The way I see it you are trying to combine two separate features which I feel should stay separate.

Feature 1: extern "non-callable"

Indicates that this function cannot be called by Rust code. It must have no arguments, no return value and must be #[naked]. The only thing you can do with it is cast its address to usize.

(Note that it is irrelevant whether the function returns () or ! since it isn't callable by Rust)

Feature 2: #[naked]

The function must contain exactly one asm! and nothing else. The body of the function contains only the code in the asm!.

(This is basically what #[naked] already does, minus the compiler error if you have anything other than asm! in it)

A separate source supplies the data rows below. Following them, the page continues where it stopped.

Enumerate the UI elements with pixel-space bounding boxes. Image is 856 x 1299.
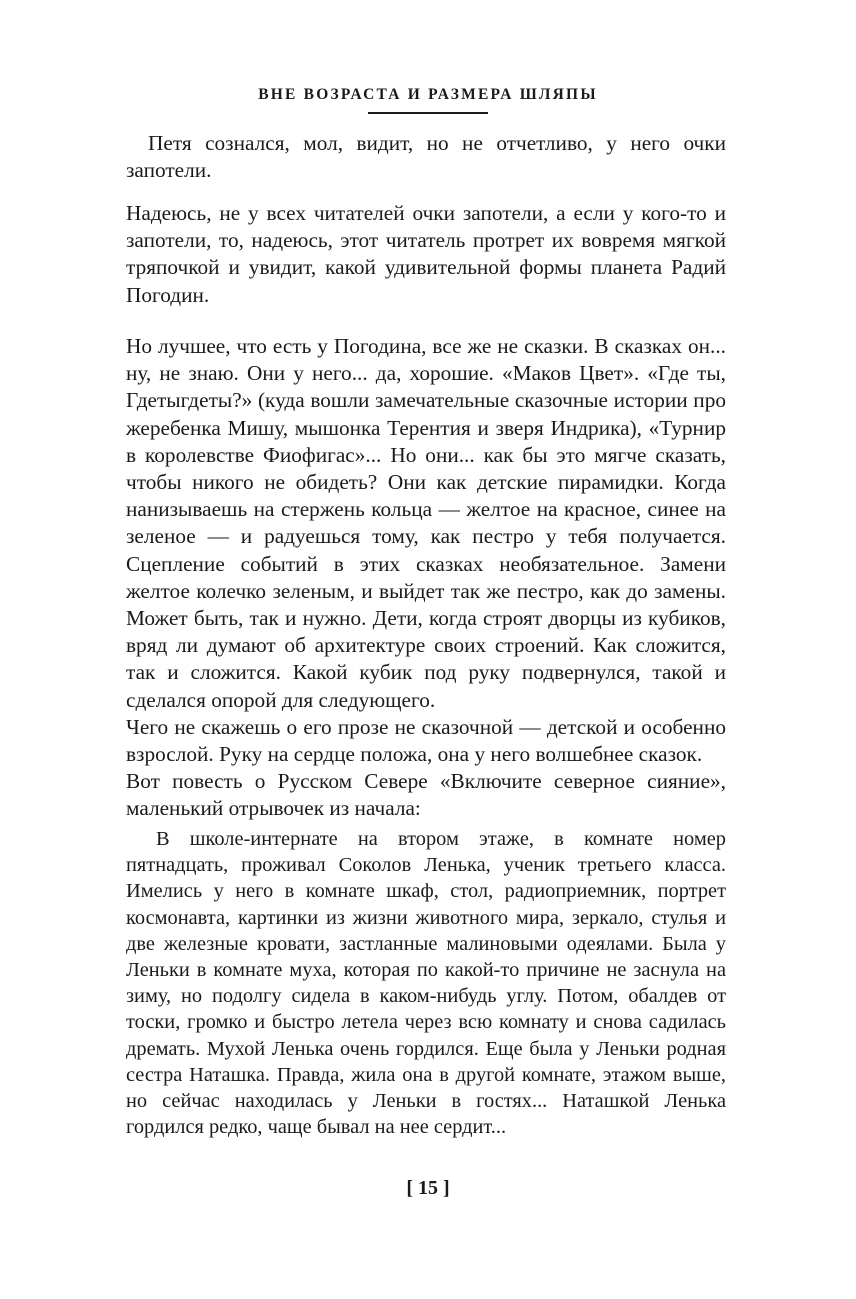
paragraph-1: Петя сознался, мол, видит, но не отчетливо, у него очки запотели.	[126, 131, 726, 183]
paragraph-2: Надеюсь, не у всех читателей очки запотели, а если у кого-то и запотели, то, надеюсь, этот читатель протрет их вовремя мягкой тряпочкой и увидит, какой удивительной формы планета Радий Погодин.	[126, 201, 726, 307]
paragraph-3: Но лучшее, что есть у Погодина, все же не сказки. В сказках он... ну, не знаю. Они у него... да, хорошие. «Маков Цвет». «Где ты, Гдетыгдеты?» (куда вошли замечательные сказочные истории про жеребенка Мишу, мышонка Терентия и зверя Индрика), «Турнир в королевстве Фиофигас»... Но они... как бы это мягче сказать, чтобы никого не обидеть? Они как детские пирамидки. Когда нанизываешь на стержень кольца — желтое на красное, синее на зеленое — и радуешься тому, как пестро у тебя получается. Сцепление событий в этих сказках необязательное. Замени желтое колечко зеленым, и выйдет так же пестро, как до замены. Может быть, так и нужно. Дети, когда строят дворцы из кубиков, вряд ли думают об архитектуре своих строений. Как сложится, так и сложится. Какой кубик под руку подвернулся, такой и сделался опорой для следующего.	[126, 334, 726, 712]
paragraph-5: Вот повесть о Русском Севере «Включите северное сияние», маленький отрывочек из начала:	[126, 769, 726, 821]
page-number: [ 15 ]	[406, 1177, 450, 1199]
quoted-excerpt	[126, 826, 726, 1140]
quote-paragraph: В школе-интернате на втором этаже, в комнате номер пятнадцать, проживал Соколов Ленька, ученик третьего класса. Имелись у него в комнате шкаф, стол, радиоприемник, портрет космонавта, картинки из жизни животного мира, зеркало, стулья и две железные кровати, застланные малиновыми одеялами. Была у Леньки в комнате муха, которая по какой-то причине не заснула на зиму, но подолгу сидела в каком-нибудь углу. Потом, обалдев от тоски, громко и быстро летела через всю комнату и снова садилась дремать. Мухой Ленька очень гордился. Еще была у Леньки родная сестра Наташка. Правда, жила она в другой комнате, этажом выше, но сейчас находилась у Леньки в гостях... Наташкой Ленька гордился редко, чаще бывал на нее сердит...	[126, 828, 726, 1139]
header-rule	[368, 112, 488, 114]
paragraph-1-block	[126, 130, 726, 184]
paragraph-4: Чего не скажешь о его прозе не сказочной — детской и особенно взрослой. Руку на сердце положа, она у него волшебнее сказок.	[126, 714, 726, 767]
paragraph-3-5-block	[126, 333, 726, 823]
running-title: ВНЕ ВОЗРАСТА И РАЗМЕРА ШЛЯПЫ	[258, 86, 598, 103]
paragraph-2-block	[126, 200, 726, 309]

How should alternative backends implement this? The way suggested for normal inline asm (wrap it with function prologue and epilogue, compile using system assembler, call it) won't work, as the inline asm must be naked.

Since naked functions are only allowed to contain a single asm! block, it can be lowered to global_asm!, which in turn can be compiled as an external asm file and linked in.

  • foo must not declare any formal parameters

Naked functions as they exist today currently can have arguments. I'd like to keep that for documentation reasons. Even if they aren't directly usable, it serves to show in the rustdocs what the inputs to the function are. Maybe allow _: Type for arguments, without generating any prelude for them?

Rust statements in the body of foo will generate the same code as they would in any other rust function. It is the responsibility of foo to guarantee that these generated statements are not UB. For example, foo may call a normal rust function in its body, but foo must ensure that there is a valid stack to do so.

One issue I have with this is that it's very unclear (and undocumented) what invariants are necessary to uphold to call arbitrary rust code inside a naked function. Are there memory requirement? Register requirements? Must the FLAGS be in a certain state? Registers initialized? I question the sanity of this. What is the benefit compared to putting the rust code in a separate extern "C" function and calling that from within the asm instead? This would make it extremely clear what the invariants are (they'd be the same as calling any other C function - see the SysV ABI, basically).

Is there any reason that instead of UB it shouldn't simply be a HALT instruction automatically inserted?